Era lecito sperare che fino alla pronuncia della Corte Costituzionale sul conflitto di attribuzione elevato dal capo dello Stato nei confronti dei Pm di Palermo, prevista per il 4 dicembre, non avremmo più dovuto sentirne parlare, né occuparcene.
Tantomeno a seguito di un intervento a tutto campo da parte del diretto interessato, con tanto di pubblicazione di materiale inedito come la corrispondenza intercorsa con il consigliere giuridico del Quirinale Loris D’Ambrosio, scomparso il 26 luglio, nei giorni più concitati in cui l’opinione pubblica veniva a conoscenza delle telefonate tra Nicola Mancino ed il Quirinale.
Come ha immediatamente sottolineato Marco Travaglio, citato indirettamente nella corrispondenza resa nota dal Capo dello Stato, è altamente inopportuno ed obiettivamente condizionante per i magistrati riproporre in forma di “memoria difensiva” l’intera faccenda, facendo parlare chi non c’è più, proprio alla vigilia della pronuncia del gup sul processo per la trattativa tra Stato e mafia.
Ma quello che risulta altrettanto incomprensibile, per non usare un aggettivo più stringente, è perché Napolitano, se riteneva fondamentale rendere pubblico il contenuto della corrispondenza da cui emergerebbe come “gli attacchi” rivolti al suo consigliere sono destinati miratamente a lui, non l’abbia fatto nel momento stesso in cui ha sollevato il conflitto, il 16 luglio scorso, quando peraltro Loris D’Ambrosio era vivo.

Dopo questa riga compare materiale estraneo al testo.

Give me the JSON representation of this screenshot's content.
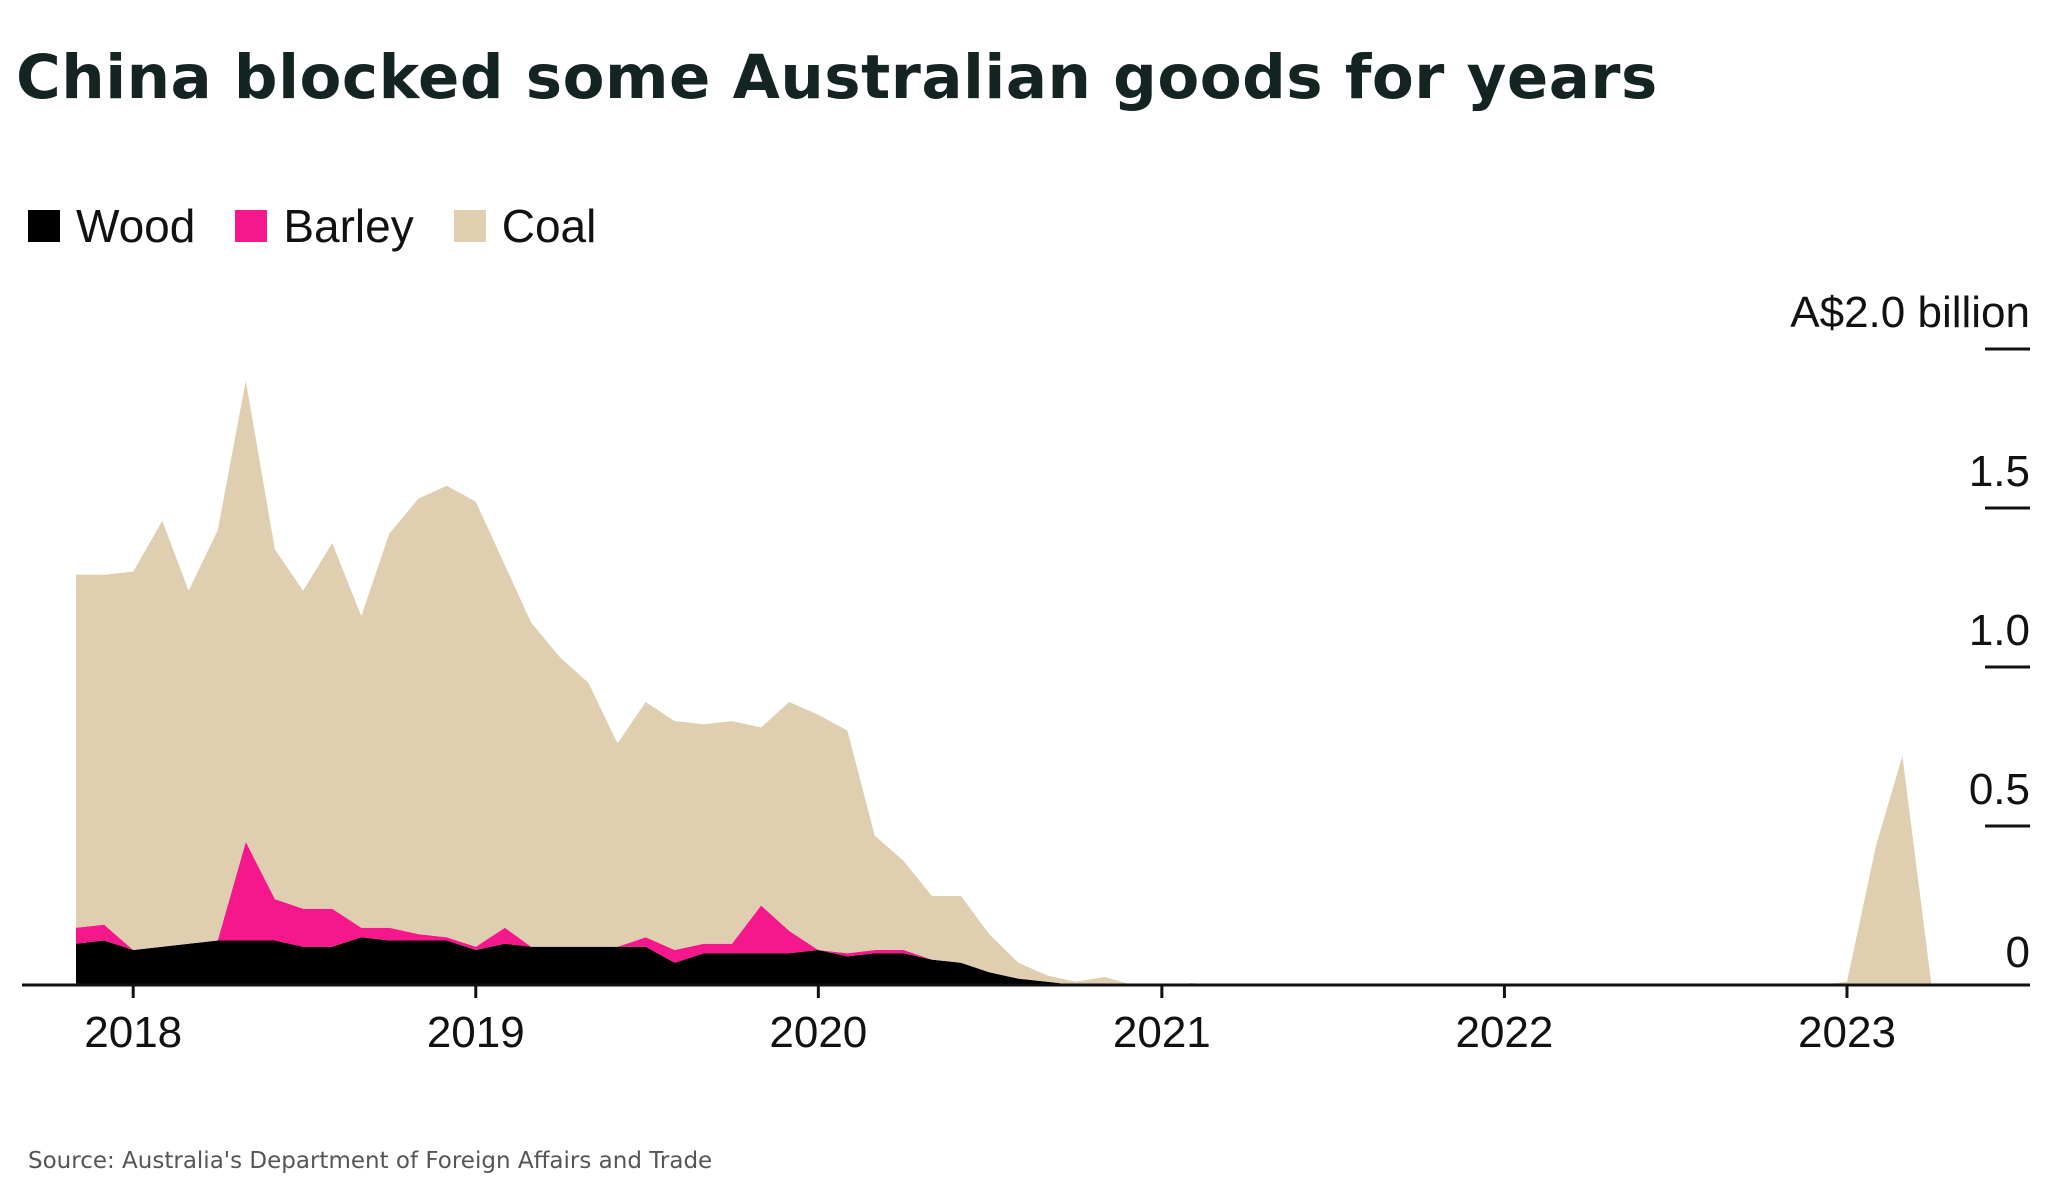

In quella lettera datata 18 giugno (quando vengono pubblicate le telefonate con Mancino) Loris D’Ambrosio scriveva: “non ho mai esercitato pressioni od ingerenze che anche minimamente potrebbero tendere a favorire il Senatore Mancino…”, anche se non è ben chiaro perché dovesse fornire argomenti difensivi quando nelle telefonate con Mancino ribadisce in modo esplicito come il suo operato sia in totale concerto con la presidenza della Repubblica.
Poi sottolineava come “le criticità ed i contrasti [tra le procure] non giovano ad inchieste che per complessità, delicatezza, portata imporrebbero strategie unitarie e condivise oltre che il ripudio di metodi non rigorosi…” E per esemplificare “lo scarso rigore” faceva il caso di persone informate dei fatti o testimoni che diventano per una determinata procura indagati, guarda caso come è puntualmente avvenuto per Nicola Mancino a Palermo.
Quindi dopo aver denunciato “il clima accusatorio” tale da motivare l’accorata preoccupazione che “ogni più innocua espressione sarà interpretata con cattiveria ed inquietante malvagità”, rimetteva il prestigioso incarico nelle mani del Presidente.
La risposta del Presidente, asse portante del suo intervento alla scuola superiore per magistrati a Scandicci, è stata in sintesi “attaccano lei per colpire me”, intendendo ovviamente non la sua persona ma la carica.
Ne discende che il conflitto di attribuzione non sia stato altro che “una scelta obbligata per chi abbia giurato dinanzi al Parlamento di osservare lealmente la Costituzione”.
Ma prendendo per buone queste dichiarazioni, si stenta ancora di più a capire perché chi ha operato sempre e solo nello spirito e nel dettato della Costituzione senta il bisogno compulsivo di un interventismo esasperato e rinfocoli quasi ogni giorno una polemica senza precedenti con giornalisti, magistrati e rarissimi politici che si mettono di traverso.
Se il conflitto di attribuzioni di un presidente della Repubblica contro una procura della Repubblica, senza precedenti nella storia repubblicana, originato da un’ inchiesta di una delicatezza e gravità senza eguali, era “una scelta obbligata”, questo è un motivo in più per tacere ed evitare qualsiasi spunto polemico fino a quando la Corte Costituzionale non si sia pronunciata.
All’indomani della pronuncia, sia di accoglimento che di rigetto del ricorso, Napolitano avrebbe potuto eventualmente rendere pubblico il carteggio, che a suo parere comprova la sua limpidezza e la sua correttezza di garante della Costituzione.
Invece se l’è voluto giocare ancora una volta per rilanciare a sproposito, più del solito, il tema incredibile (con una classe politica decomposta incapace di varare anche una legge anticorruzione non vergognosa) della riforma della giustizia per “comporre finalmente il conflitto tra politica e magistratura”.
Al di là delle intenzioni, il protagonismo presidenziale, nell’ultimo scampolo di presidenza, in pendenza del conflitto dinanzi alla Corte sta raggiungendo limiti quasi imprevedibili, come ha confermato con l’autoinvestitura a giudice di quarto grado riguardo alla condanna definitiva ed ineccepibile della Cassazione nei confronti di Sallusti.